Dénoncer n’est pas comprendre, encore moins apprendre 

   

La presse s’est fait l’écho du dernier rapport de la Cour des comptes sur le logiciel SIRHEN de l’éducation nationale, projet lancé en 2006, dont le coût a quadruplé, qui n’est toujours pas opérationnel, et reste sans perspective précise d’achèvement  : un air de déjà vu ?

 

Un scenario qui se répète

 

SIRHEN n’est hélas pas le premier fiasco de l’administration en matière de modernisation des ressources humaines. Les avatars des logiciels de paye Louvois pour les militaires et ONP pour les fonctionnaires civils sont dans toutes les mémoires. La dramaturgie en est maintenant bien établie : au départ des promesses d’économies de gestion liée à l’informatisation de taches exercées de façon « vétuste » par des services décentralisés (900 bases de données à reprendre dans le cas SIRHEN); ensuite des difficultés croissantes du prestataire informatique pour maitriser une complexité souvent sous-estimée mais de surcroit débridée par la centralisation du projet et le dessaisissement des acteurs locaux. Acte 3 fin de partie, au mieux avant la mise en service du logiciel comme dans le cas de l’ONP (cout d’1 milliard d’€ avant l’arrêt poubelle !), au pire bien après comme pour Louvois car les services existants de « soldeurs » avaient été prématurément démantelés. Acte 4 gros yeux de la Cour des comptes qui documente par le menu les étapes du naufrage, fournissant ainsi la matière à de faciles procès, en incompétence des uns, en goinfrerie des autres.

 

Des recommandations comparativement indigentes

 

Pourtant la lecture attentive, et en creux, des rapports de la Cour fournit d’autres motifs d’inquiétude autrement plus sérieux. Le décalage entre la précision méticuleuse, pour ne pas dire obsessionnelle, de l’instruction et l’indigence des recommandations est en effet saisissant. La conclusion de l’abondant rapport sur l’échec de l’ONP, est simplement d’enjoindre l’administration à « apprendre à mieux conduire les grands projets informatiques »! Dans le cas du SIRHEN, les injonctions sont plus précises, mais se limitent au respect de procédures formelles. Qui peut croire que « renforcer la traçabilité des décisions », ou « recentrer le programme sur ses fonctions socles » aurait infléchi la trajectoire du Titanic ?

 

 

Une impuissance à comprendre et à apprendre…

 

Du coup ces rapports prestigieux, malgré leur haute qualité formelle, expriment finalement une double impuissance collective de l’administration actuelle : à comprendre ces fiascos et le rôle du numérique d’abord, à apprendre ensuite, tant la répétition de scenarios identiques devrait alerter.

 

… liée à une vision toxique du rôle et fonctionnement de l’administration

 

Comment s’extraire de cette fatalité ? Avançons une explication générale : ces projets informatiques procèdent d’une vision profondément mécaniste et segmentée des tâches administratives, perçues comme un « lego » de directions et services dont certains pourraient être intégralement automatisées sans autre changement en amont ou en aval. Or l’administration comme l’entreprise est un organisme vivant qui secrète naturellement de la complexité qu’il faut en permanence canaliser. Des arbitres de la complexité demeurent nécessaires même si leur fonction peut évoluer.

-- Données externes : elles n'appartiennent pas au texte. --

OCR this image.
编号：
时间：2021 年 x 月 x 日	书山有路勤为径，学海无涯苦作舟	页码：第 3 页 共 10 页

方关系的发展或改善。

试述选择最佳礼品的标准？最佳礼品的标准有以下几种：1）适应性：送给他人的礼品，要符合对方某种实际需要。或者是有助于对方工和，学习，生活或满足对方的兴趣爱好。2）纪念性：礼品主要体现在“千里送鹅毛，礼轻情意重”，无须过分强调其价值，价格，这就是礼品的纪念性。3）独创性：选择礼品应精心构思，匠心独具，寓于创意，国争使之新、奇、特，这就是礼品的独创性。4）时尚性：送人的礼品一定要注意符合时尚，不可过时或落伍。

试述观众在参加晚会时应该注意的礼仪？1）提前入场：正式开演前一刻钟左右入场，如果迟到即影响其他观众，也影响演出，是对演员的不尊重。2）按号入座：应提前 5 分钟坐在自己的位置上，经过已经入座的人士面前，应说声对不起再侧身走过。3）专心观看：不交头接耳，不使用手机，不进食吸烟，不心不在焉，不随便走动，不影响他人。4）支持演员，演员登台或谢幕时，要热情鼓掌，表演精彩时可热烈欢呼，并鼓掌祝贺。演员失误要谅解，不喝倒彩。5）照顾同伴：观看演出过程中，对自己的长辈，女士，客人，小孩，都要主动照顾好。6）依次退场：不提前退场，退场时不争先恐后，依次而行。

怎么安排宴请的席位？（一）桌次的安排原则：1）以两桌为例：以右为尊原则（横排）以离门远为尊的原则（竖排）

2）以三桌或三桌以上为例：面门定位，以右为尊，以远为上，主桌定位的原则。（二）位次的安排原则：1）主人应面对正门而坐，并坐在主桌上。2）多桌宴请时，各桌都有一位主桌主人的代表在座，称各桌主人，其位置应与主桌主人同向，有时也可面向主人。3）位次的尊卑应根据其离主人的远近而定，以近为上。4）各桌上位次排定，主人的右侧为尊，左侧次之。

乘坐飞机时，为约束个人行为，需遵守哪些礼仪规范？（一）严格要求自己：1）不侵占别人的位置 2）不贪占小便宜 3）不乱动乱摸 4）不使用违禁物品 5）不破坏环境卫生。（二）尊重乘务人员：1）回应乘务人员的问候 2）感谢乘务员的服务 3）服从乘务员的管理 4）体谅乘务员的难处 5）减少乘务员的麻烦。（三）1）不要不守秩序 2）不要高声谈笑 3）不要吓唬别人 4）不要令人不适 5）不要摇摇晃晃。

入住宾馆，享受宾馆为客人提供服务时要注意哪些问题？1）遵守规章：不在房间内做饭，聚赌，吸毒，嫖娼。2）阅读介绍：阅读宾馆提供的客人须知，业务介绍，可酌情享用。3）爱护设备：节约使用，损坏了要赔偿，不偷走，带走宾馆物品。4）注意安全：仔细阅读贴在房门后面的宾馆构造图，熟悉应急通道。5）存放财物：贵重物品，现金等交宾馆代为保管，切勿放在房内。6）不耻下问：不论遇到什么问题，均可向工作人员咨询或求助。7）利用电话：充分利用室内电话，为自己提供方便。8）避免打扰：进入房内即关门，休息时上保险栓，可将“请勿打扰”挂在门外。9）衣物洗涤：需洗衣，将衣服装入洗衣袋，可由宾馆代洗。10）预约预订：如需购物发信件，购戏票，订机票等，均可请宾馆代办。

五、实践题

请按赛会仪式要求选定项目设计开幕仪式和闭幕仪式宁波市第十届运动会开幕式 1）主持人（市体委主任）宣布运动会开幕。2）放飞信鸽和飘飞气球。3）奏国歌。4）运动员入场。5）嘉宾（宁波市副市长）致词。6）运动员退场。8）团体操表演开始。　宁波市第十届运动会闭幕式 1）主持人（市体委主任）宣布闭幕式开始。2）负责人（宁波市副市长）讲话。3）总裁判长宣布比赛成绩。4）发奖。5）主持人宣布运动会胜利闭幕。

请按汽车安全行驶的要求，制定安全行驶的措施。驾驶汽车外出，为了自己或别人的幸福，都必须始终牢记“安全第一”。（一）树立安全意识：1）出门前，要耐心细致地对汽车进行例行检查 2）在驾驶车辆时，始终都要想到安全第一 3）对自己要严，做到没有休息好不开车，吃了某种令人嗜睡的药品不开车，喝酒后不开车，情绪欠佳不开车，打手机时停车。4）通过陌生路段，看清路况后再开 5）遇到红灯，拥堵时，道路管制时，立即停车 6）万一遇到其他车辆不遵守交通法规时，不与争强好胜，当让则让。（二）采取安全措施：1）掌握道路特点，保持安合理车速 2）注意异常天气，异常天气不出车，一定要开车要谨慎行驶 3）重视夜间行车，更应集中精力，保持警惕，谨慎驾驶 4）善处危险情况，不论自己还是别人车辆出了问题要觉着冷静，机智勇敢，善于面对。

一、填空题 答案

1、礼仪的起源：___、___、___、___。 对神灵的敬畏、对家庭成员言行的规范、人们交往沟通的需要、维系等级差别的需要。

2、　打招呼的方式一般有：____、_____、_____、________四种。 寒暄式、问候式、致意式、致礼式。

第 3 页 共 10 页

Pour prendre l’exemple de la ligne 14 de métro, l’absence de conducteur dans les rames ne signifie pas l’absence d’un pilote de la ligne apte à faire face à tout imprévu. Justement, ce dernier dispose d’outils de repérage et de gestion du trafic qui intègrent l’expérience des conducteurs.

 

Dans le cas de SIRHEN, l’externalisation de la reprise des 900 bases de données des services a entièrement dessaisi les gestionnaires locaux antérieurs sans que la capitalisation et reprise de leur expérience de pilotage apparaisse nécessaire car l’opération ne visait qu’à leur remplacement. Imagine-t-on une ligne 14 dont le seul objectif aurait été d’économiser les salaires des conducteurs de rame?

C’est en revenant à la globalité de ses missions que l’administration pourra tirer parti des possibilités du numérique et repenser en profondeur ses modes opératoires. La participation des agents pour renseigner sur les insuffisances de départ et se définir un nouveau rôle plus efficace est, autant que la qualité du prestataire informatique, la clef d’une transformation réussie.